UNS POEMETOS DE AMOR RASGADO...

- I -

NOBRE ARTE

Lembranças laceram-se em escaras,

feridas descansadas, perfeitas

para pormos o dedo da saudade nelas

e fazer sangrá-las sem sequer vê-las

- Quem clama essa dor, soca a própria cara -

- II -

O PERDÃO DE UM É REDENÇÃO DOS DOIS

Suporta a crua mágoa

e os destemperos da minha carne.

Bem sei que o que te estraga

provoca em ti o mesmo alarde

que em minha derme calada amarga...

Afasta as intervenções do temor covarde

e alforria de vez o que te(me) embarga!

- III -

ESCABROSA EMPATIA

Permiti-me olhar a mim

como tu mesma fizesses.

E não me desejei por teus olhos,

não te deleitei por minha imagem,

nem querer mais quis fitar-me...

Enjeitei-me, em ti, de regalar-te.

Desacolho de pretender-me

pelo fustigo dos olhos teus

tamanha a indiferença em ti

pela fieza de não acarar-me...

- IV -

FURA-OLHOS

Apego-me à coragem constante

para rejeitar, com arte, tua imagem...

...queima-me os olhos de fogo selvagem

flamejando-me deste sondar-te desconcertante!

- V -

ARRITMIA DA DOR DE AMOR

A dor de amor se esgoela

porque não se enxerga absurda.

Desnudada, é empacada mula

aos corações incultos

que dispensam controlar

os batimentos caducados

deseducados pelos ritmos

destes bestalhões apaixonados...

- À dor de amor não cabem algoritmos -

- VI -

SOLIDÃO, AGITADA CALMARIA...

O gosto dum beijo teu

reascendeu à minha lôbrega boca

e olha que teus lábios nem ancoravam os meus...

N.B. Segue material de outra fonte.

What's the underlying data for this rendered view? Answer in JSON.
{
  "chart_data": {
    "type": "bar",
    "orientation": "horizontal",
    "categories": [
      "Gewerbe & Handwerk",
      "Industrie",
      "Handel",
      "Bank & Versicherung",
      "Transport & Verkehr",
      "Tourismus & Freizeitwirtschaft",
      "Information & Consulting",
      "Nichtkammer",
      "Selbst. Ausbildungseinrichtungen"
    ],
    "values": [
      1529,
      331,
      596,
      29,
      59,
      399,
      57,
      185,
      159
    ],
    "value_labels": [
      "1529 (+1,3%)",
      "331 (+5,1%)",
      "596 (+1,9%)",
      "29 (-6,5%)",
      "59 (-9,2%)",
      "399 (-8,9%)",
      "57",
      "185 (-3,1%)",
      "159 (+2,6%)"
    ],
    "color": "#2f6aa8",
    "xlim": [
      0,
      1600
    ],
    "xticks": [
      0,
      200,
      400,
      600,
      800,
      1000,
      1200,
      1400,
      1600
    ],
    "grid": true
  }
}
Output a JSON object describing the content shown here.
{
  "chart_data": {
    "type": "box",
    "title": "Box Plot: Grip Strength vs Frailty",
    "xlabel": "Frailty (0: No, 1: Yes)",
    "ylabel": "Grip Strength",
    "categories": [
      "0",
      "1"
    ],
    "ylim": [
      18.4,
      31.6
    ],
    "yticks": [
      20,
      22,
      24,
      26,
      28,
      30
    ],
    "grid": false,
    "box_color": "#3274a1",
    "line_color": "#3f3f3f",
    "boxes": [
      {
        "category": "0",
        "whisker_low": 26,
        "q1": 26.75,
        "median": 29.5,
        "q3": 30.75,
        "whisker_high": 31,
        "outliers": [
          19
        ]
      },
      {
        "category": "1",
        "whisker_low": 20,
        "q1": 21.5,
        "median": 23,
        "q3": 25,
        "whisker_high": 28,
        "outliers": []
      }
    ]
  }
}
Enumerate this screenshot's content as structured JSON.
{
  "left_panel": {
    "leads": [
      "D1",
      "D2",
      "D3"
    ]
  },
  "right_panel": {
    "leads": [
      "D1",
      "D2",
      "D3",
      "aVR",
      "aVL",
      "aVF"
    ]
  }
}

dei-me conta da desdita mouca...

... uma recidiva lágrima salgada

rasou minha face eremita,

mareando a língua lassa

a velejar, intacta, a calmaria

do oceano da tua falta...

- VII -

PERDIDO POR UM, PERDIDO POR MIL

Passa ao largo do sono.

Sai inconfidente ao luar.

Despista-te do abandono

ou a noite piche vai te pichar.

Não possuis rumo ou dono...

Arruma um amor para amar

que a lua paga-te o abono

- VIII -

SELVAGEM AUSÊNCIA

Tua ausência incorporou-se a mim...

desabrolhou carne do meu ventre

Doravante juntos em una viagem,

vigora e arde, algoz, em posta ebuliente

Minhas íris fenderam-se à tua imagem

ai, tua ausência a cavar-me crateras,

picadas no matagal selvagem das feras

por d'onde meus amores interagem...

- IX -

HOUVE UM TEMPO...

Houve um tempo de palavras,

tempo de gestos,

tempo de mágoas,

tempo de inabaláveis risos...

Ao fim, houve um tempo

que bem serviu para nada:

- Não subverta nosso passado

pelas vias da saudade, minha cara...

- X -

QUEM AMA MATA, SIM SENHOR...

Já que tenho que te doer

Seja eu o tigre implacável:

Aquele que, beijando-te,

No prazer espedaçará teu rosto,

Que, tomando-te,

Arrancará deleite das tuas tripas

E, amando-te,

Matar-te-á por um delirante gozo.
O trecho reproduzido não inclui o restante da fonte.